To my former dance program friends and the many others who follow these guidelines, this isn’t a criticism. It’s a call to question if this structure is broken. Does this structure promote sustainability or success?

So what’s the alternative?

Rather than defaulting to one-size-fits-all benchmarks, let’s normalize customized reporting that reflects the true nature of an organization’s work. Instead of forcing every budget into outdated ratios, we should encourage leaders to explain why their spending looks the way it does. 

Is a higher administrative cost the result of investing in better systems, stronger leadership, or fair wages? Did marketing costs rise because the organization is expanding its reach to better serve its community? 

Funders, boards, and the public should shift their focus from how money is categorized to what outcomes are being achieved. 

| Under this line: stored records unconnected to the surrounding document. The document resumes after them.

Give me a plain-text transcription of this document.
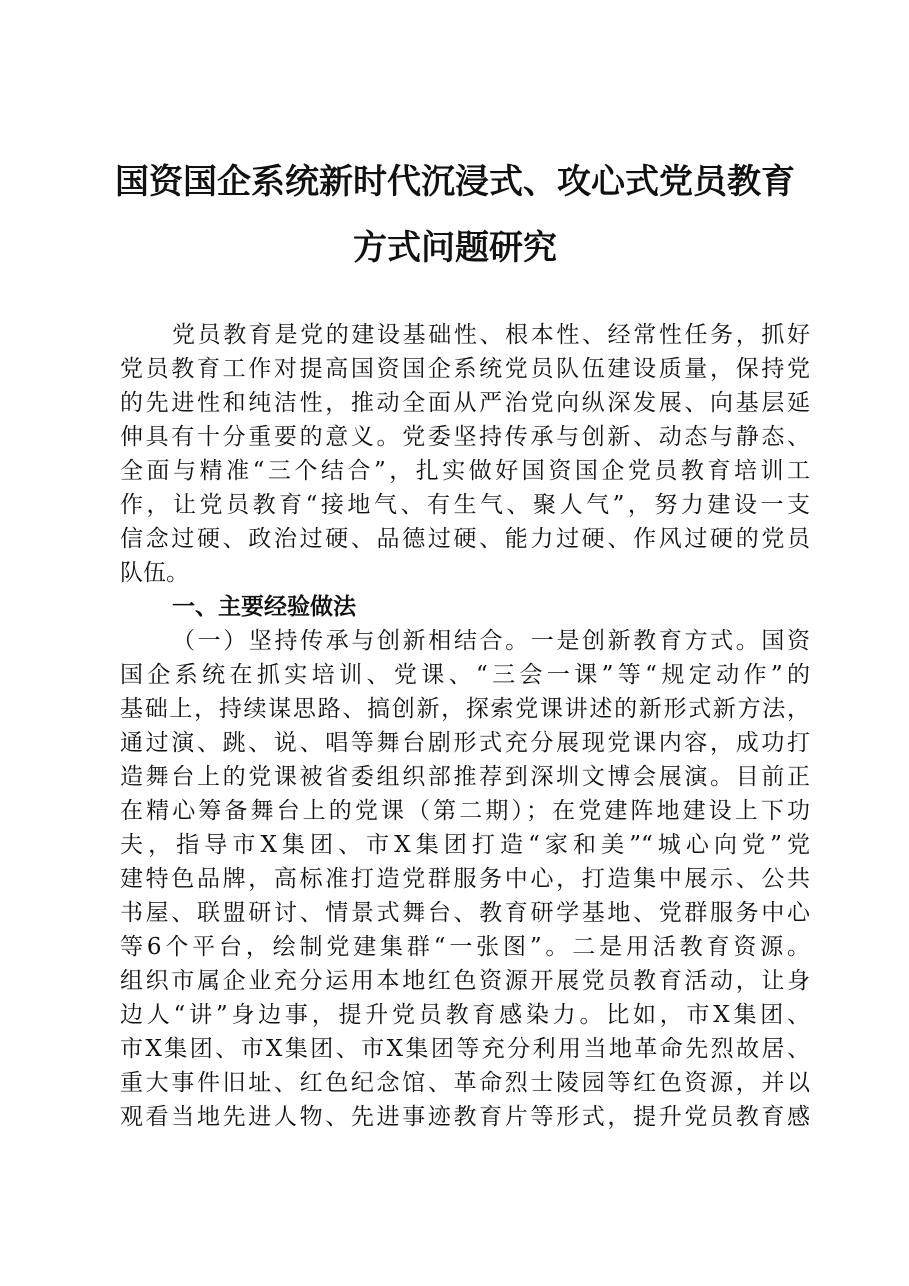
国资国企系统新时代沉浸式、攻心式党员教育
方式问题研究
党员教育是党的建设基础性、根本性、经常性任务，抓好
党员教育工作对提高国资国企系统党员队伍建设质量，保持党
的先进性和纯洁性，推动全面从严治党向纵深发展、向基层延
伸具有十分重要的意义。党委坚持传承与创新、动态与静态、
全面与精准“三个结合”，扎实做好国资国企党员教育培训工
作，让党员教育“接地气、有生气、聚人气”，努力建设一支
信念过硬、政治过硬、品德过硬、能力过硬、作风过硬的党员
队伍。
一、主要经验做法
（一）坚持传承与创新相结合。一是创新教育方式。国资
国企系统在抓实培训、党课、“三会一课”等“规定动作”的
基础上，持续谋思路、搞创新，探索党课讲述的新形式新方法，
通过演、跳、说、唱等舞台剧形式充分展现党课内容，成功打
造舞台上的党课被省委组织部推荐到深圳文博会展演。目前正
在精心筹备舞台上的党课（第二期）；在党建阵地建设上下功
夫，指导市X集团、市X集团打造“家和美”“城心向党”党
建特色品牌，高标准打造党群服务中心，打造集中展示、公共
书屋、联盟研讨、情景式舞台、教育研学基地、党群服务中心
等6个平台，绘制党建集群“一张图”。二是用活教育资源。
组织市属企业充分运用本地红色资源开展党员教育活动，让身
边人“讲”身边事，提升党员教育感染力。比如，市X集团、
市X集团、市X集团、市X集团等充分利用当地革命先烈故居、
重大事件旧址、红色纪念馆、革命烈士陵园等红色资源，并以
观看当地先进人物、先进事迹教育片等形式，提升党员教育感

Transparency doesn’t mean conforming to a norm. It means communicating with clarity, context, and integrity. It means trusting leaders enough to let them lead in ever-shifting landscapes- even if their pie chart looks different from someone else’s. We don’t need performative ratios. We need real transparency, honest accounting, and a willingness to rethink the system, if we’re focused on what truly matters and serious about solving big problems.

And this goes for all leaders, not just for nonprofit leaders.

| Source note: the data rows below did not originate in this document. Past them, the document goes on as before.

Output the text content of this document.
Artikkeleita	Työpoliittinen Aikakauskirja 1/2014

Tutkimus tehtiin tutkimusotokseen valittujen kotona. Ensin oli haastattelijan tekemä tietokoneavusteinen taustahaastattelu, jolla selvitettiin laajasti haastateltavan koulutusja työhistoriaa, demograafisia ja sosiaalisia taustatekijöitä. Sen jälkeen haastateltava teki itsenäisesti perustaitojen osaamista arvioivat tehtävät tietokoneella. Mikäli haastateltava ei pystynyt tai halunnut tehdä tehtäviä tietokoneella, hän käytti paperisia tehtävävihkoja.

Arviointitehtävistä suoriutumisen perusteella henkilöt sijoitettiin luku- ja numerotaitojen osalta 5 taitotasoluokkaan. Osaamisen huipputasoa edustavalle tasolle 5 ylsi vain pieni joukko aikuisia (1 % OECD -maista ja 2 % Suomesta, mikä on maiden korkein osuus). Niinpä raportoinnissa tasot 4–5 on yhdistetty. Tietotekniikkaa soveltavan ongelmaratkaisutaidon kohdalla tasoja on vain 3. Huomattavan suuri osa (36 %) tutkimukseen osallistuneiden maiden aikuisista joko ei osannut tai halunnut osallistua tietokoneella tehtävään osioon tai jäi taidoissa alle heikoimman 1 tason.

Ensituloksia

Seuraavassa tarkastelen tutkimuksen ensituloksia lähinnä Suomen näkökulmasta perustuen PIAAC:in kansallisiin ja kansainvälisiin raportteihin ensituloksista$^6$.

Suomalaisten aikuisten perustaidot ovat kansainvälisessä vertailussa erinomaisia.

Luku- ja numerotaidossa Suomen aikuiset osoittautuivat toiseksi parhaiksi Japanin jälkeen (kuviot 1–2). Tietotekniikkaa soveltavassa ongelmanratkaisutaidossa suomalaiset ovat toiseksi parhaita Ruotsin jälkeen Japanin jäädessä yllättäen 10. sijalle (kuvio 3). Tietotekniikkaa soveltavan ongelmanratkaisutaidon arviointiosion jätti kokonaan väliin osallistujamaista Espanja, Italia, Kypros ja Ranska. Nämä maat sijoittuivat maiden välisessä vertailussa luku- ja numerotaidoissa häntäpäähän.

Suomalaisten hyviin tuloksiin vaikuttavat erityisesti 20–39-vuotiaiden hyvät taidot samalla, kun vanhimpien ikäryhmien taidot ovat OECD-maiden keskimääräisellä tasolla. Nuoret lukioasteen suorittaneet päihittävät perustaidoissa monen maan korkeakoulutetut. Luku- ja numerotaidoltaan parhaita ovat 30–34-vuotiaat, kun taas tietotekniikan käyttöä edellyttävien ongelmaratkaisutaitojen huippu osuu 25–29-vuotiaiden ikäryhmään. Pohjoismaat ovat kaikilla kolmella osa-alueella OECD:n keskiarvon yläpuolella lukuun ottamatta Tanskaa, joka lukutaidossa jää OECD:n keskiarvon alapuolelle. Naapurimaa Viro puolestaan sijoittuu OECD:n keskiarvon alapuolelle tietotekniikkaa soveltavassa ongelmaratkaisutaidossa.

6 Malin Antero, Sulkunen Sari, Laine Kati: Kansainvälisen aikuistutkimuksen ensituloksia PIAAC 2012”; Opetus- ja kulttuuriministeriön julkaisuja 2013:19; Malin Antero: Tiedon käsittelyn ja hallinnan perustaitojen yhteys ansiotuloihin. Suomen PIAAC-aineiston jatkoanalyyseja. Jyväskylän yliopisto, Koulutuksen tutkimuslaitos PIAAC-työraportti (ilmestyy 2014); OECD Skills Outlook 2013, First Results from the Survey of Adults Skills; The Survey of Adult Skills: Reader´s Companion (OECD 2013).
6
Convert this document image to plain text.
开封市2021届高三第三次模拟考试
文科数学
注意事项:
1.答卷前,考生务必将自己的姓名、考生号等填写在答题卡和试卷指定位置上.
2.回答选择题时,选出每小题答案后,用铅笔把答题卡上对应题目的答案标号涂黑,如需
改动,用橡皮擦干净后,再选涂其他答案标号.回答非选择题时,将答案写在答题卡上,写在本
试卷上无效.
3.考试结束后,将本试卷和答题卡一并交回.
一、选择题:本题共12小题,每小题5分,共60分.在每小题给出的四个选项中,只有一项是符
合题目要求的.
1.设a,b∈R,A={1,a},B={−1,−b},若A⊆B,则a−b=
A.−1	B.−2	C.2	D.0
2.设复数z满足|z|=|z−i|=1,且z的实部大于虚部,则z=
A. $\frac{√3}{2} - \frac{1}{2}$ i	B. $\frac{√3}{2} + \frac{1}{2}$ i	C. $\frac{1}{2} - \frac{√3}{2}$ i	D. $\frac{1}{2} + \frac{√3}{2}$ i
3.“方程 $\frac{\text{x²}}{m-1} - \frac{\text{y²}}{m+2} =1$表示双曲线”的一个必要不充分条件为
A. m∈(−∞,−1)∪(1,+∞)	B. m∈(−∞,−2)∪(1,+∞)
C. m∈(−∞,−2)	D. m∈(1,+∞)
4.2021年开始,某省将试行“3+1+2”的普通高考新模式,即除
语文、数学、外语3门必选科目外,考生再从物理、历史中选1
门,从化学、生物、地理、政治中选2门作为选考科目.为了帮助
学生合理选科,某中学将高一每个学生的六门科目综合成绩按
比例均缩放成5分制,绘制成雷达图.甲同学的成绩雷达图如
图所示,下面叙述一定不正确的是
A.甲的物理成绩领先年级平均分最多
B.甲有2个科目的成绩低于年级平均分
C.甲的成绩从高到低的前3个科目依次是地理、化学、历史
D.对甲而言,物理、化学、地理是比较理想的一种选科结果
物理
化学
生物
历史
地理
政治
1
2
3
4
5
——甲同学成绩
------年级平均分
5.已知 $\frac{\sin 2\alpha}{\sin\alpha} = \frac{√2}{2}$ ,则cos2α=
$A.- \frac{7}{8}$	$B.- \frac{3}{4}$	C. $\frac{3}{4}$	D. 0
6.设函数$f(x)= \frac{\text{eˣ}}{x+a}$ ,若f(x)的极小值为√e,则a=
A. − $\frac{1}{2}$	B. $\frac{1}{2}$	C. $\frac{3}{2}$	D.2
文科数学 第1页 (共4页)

Founders and executives also face pressure to present tidy narratives: chasing perfect KPIs, flattening nuance into quarterly metrics, or optimizing for short-term optics over long-term vision. But real leadership isn’t about making things look good on paper. It’s about building organizations that are resilient, transparent, and aligned with their values.

Whether you're running a mission-driven nonprofit or scaling a company, the principle is the same: we don’t need performance theater. We need transparent communication and accountability with context. 

Everything changes when we start asking, “Is this actually working?” Until then, we’ll keep getting the same results.

And that, my friends, is a mic drop.